Requested FirstPage is greater than the number of pages in the file: 190
No pages will be processed (FirstPage > LastPage).
convert: Postscript delegate failed `smarty.pdf'.

So that gives the pages in the file eg 190 without frying the machine. So therefore it is possible to write code to extract the number but I have probably missed a command that will return the number of pages. I doubt there isn't a way, the above clearly shows ImageMagick can spew out the number of pages quickly.

smitho
04-22-2008, 01:15 AM
Thanks pete,

When you mentioned the imagemagick will convert the first page of a pdf I thought there might be a way to tell if the pdf was a multiple page.
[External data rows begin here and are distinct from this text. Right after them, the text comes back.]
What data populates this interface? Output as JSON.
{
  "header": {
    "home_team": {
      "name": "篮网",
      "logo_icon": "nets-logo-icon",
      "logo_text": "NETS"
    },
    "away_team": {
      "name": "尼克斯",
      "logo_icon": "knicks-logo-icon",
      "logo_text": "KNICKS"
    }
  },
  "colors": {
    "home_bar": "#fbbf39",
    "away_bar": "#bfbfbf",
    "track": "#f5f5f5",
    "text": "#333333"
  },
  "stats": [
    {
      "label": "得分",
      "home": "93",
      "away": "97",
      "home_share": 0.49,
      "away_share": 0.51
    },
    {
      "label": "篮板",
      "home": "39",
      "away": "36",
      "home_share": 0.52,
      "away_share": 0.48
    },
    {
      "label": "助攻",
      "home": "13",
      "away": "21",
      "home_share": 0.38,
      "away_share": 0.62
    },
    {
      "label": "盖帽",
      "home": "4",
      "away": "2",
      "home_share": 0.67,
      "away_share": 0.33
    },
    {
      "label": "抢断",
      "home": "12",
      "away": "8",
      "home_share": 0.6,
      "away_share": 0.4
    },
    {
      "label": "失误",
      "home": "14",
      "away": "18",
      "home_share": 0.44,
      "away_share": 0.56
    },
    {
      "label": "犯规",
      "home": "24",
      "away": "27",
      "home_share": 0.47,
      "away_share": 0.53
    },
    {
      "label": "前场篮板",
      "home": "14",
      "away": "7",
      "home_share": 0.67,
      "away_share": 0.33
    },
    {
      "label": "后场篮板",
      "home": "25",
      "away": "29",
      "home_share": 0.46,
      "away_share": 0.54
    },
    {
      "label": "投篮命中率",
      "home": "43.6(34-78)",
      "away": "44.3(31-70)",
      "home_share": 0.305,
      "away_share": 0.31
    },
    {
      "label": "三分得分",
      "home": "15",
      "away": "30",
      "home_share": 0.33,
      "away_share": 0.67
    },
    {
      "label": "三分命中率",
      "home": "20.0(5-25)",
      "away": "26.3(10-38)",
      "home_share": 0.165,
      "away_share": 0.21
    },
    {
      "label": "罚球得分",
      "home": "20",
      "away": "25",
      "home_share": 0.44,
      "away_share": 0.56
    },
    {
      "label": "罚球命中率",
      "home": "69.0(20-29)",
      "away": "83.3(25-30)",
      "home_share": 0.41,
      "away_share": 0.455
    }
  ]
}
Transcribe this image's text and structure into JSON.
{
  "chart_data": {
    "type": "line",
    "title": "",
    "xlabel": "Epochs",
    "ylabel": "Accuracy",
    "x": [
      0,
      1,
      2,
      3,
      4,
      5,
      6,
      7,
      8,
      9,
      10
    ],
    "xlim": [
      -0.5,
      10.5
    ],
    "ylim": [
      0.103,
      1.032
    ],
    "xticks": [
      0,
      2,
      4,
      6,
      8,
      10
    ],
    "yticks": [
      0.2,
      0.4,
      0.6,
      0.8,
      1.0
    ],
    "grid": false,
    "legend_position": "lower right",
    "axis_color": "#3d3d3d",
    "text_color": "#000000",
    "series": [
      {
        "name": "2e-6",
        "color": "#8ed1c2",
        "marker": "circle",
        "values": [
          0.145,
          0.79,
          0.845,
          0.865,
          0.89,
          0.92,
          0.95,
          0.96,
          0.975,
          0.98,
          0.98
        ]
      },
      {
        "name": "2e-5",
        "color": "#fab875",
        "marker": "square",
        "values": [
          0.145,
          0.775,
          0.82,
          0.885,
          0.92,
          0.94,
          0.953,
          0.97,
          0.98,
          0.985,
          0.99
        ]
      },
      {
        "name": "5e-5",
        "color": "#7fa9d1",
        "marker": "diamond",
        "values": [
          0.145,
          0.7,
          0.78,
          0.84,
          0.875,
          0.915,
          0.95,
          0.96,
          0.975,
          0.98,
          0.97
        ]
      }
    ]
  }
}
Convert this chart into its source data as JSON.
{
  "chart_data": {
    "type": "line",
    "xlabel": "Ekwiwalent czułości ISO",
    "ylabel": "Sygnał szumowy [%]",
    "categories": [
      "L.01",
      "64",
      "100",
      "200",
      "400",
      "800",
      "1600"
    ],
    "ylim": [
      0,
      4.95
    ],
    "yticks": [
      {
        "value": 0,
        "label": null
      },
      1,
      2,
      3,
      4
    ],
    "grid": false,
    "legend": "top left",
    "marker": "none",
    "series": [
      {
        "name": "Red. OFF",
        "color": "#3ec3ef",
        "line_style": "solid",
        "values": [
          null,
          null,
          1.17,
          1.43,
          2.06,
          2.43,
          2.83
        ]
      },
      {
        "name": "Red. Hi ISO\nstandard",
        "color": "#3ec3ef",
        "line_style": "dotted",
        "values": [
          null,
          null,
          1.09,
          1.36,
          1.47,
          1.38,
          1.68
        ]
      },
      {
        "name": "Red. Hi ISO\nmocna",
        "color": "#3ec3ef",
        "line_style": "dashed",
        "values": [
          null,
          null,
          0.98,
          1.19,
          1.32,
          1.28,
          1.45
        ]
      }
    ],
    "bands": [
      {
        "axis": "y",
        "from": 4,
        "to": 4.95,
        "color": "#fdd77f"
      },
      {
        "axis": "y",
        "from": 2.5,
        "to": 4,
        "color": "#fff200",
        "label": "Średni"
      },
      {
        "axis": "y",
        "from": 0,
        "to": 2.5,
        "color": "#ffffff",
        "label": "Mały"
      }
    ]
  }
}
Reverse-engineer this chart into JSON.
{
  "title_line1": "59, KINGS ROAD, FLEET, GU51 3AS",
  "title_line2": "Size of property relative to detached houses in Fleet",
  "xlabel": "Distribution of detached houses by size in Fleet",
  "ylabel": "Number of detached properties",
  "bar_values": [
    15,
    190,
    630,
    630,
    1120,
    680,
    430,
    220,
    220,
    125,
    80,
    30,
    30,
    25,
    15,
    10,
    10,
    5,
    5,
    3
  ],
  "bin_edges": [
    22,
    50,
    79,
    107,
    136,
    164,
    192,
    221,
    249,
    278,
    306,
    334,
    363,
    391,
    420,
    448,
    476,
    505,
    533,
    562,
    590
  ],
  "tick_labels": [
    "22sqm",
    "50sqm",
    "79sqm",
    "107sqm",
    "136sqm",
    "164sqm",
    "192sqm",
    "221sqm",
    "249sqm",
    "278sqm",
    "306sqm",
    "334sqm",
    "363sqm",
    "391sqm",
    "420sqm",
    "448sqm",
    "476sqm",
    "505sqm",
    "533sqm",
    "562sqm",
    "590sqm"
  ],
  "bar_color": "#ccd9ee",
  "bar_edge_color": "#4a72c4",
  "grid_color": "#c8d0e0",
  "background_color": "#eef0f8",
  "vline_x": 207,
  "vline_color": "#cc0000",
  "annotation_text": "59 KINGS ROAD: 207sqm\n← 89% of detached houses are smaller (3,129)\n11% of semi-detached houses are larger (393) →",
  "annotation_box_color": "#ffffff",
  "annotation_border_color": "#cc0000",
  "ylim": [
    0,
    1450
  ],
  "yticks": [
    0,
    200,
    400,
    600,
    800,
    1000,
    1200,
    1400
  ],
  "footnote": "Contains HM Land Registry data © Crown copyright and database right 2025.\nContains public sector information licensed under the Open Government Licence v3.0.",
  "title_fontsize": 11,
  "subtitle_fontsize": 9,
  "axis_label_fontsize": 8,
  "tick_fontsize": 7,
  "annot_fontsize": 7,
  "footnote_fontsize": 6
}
Could you try and out page 2 of the pdf and if it does this would mean it is a multi page pdf? If you tried to output the second page of a single page pdf would you just get a white page or and error?

pete
04-22-2008, 09:51 AM
Thanks pete,

When you mentioned the imagemagick will convert the first page of a pdf I thought there might be a way to tell if the pdf was a multiple page. Could you try and out page 2 of the pdf and if it does this would mean it is a multi page pdf? If you tried to output the second page of a single page pdf would you just get a white page or and error?

It would return this error:

Requested FirstPage is greater than the number of pages in the file: 190
No pages will be processed (FirstPage > LastPage).
convert: Postscript delegate failed `smarty.pdf'.



So modify your flow based on the above output.